Suppose I have 4 vectors, the first 2 vectors are of length 4 and the last 2 vectors are of length 400. all values in the vectors range from 0.5 to 0.6.

The Euclidean distance between the last 2 vectors will be greater than the distance between the first 2 vectors. This is due to the much larger dimensionality of the last 2 vectors.

How can I modify my approach to make both the distance values comparable ? I have thought of using Cosine or Jaccard distance, but I do not want the similarity/angle between the vectors.

Could I simply divide each distance by the length of the vectors ?

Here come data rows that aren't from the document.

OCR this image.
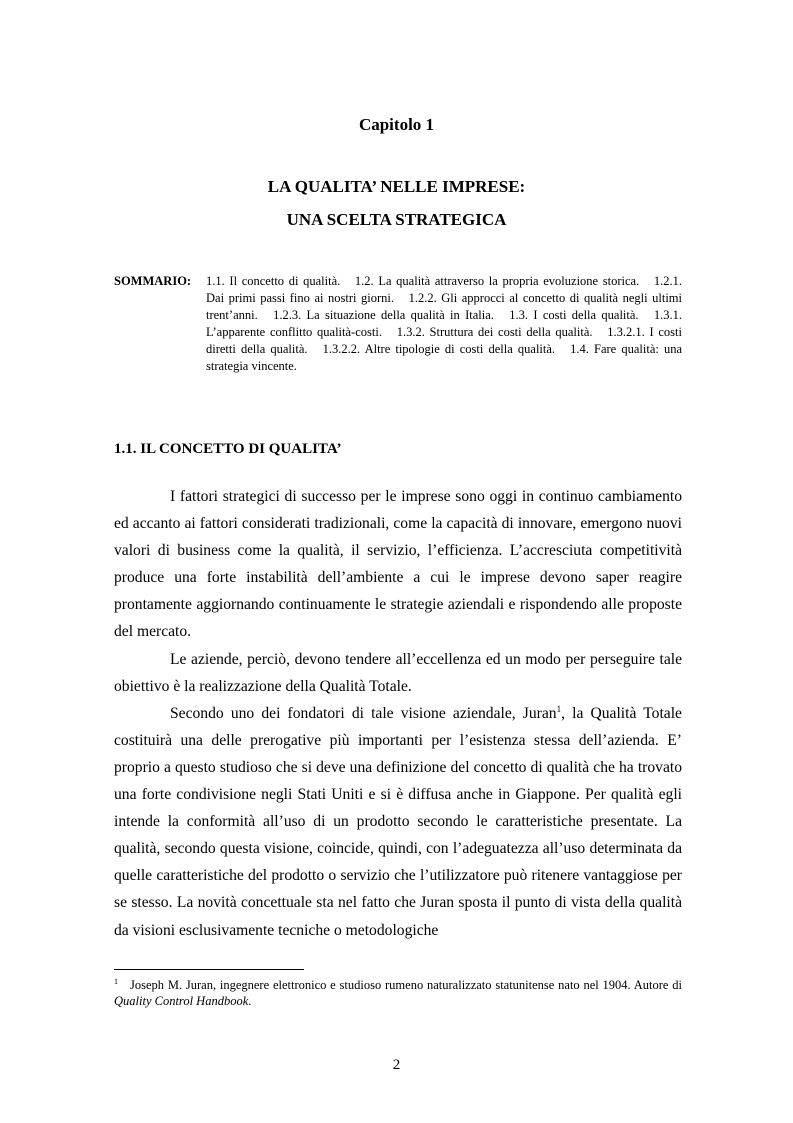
Capitolo 1
LA QUALITA’ NELLE IMPRESE:
UNA SCELTA STRATEGICA
SOMMARIO: 1.1. Il concetto di qualità. 1.2. La qualità attraverso la propria evoluzione storica. 1.2.1. Dai primi passi fino ai nostri giorni. 1.2.2. Gli approcci al concetto di qualità negli ultimi trent’anni. 1.2.3. La situazione della qualità in Italia. 1.3. I costi della qualità. 1.3.1. L’apparente conflitto qualità-costi. 1.3.2. Struttura dei costi della qualità. 1.3.2.1. I costi diretti della qualità. 1.3.2.2. Altre tipologie di costi della qualità. 1.4. Fare qualità: una strategia vincente.
1.1. IL CONCETTO DI QUALITA’

I fattori strategici di successo per le imprese sono oggi in continuo cambiamento ed accanto ai fattori considerati tradizionali, come la capacità di innovare, emergono nuovi valori di business come la qualità, il servizio, l’efficienza. L’accresciuta competitività produce una forte instabilità dell’ambiente a cui le imprese devono saper reagire prontamente aggiornando continuamente le strategie aziendali e rispondendo alle proposte del mercato.

Le aziende, perciò, devono tendere all’eccellenza ed un modo per perseguire tale obiettivo è la realizzazione della Qualità Totale.

Secondo uno dei fondatori di tale visione aziendale, Juran$^1$, la Qualità Totale costituirà una delle prerogative più importanti per l’esistenza stessa dell’azienda. E’ proprio a questo studioso che si deve una definizione del concetto di qualità che ha trovato una forte condivisione negli Stati Uniti e si è diffusa anche in Giappone. Per qualità egli intende la conformità all’uso di un prodotto secondo le caratteristiche presentate. La qualità, secondo questa visione, coincide, quindi, con l’adeguatezza all’uso determinata da quelle caratteristiche del prodotto o servizio che l’utilizzatore può ritenere vantaggiose per se stesso. La novità concettuale sta nel fatto che Juran sposta il punto di vista della qualità da visioni esclusivamente tecniche o metodologiche

$^1$ Joseph M. Juran, ingegnere elettronico e studioso rumeno naturalizzato statunitense nato nel 1904. Autore di Quality Control Handbook.
2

So the new distance d1 would be:

d1 = d1/4


and the new distance d2 would be:

d2 = d2/400


Would this approach be an effective way to compute the Euclidean distance between data where the scale of each value is the not skewed, but the length of the pair of vectors between which the distance is measured is not uniform ?

Given a random vector $$v$$ (the difference between your two vectors) with $$n$$ i.i.d. components $$v_i\sim X$$, you have that $$\mathbb E[|v|^2]=\sum_i \mathbb E[v_i^2]=n \mathbb E [X^2]$$.
That is, the expectation of the distance squared increases linearly with $$n$$, so if you want something comparable, you should divide the distance by $$\sqrt n$$.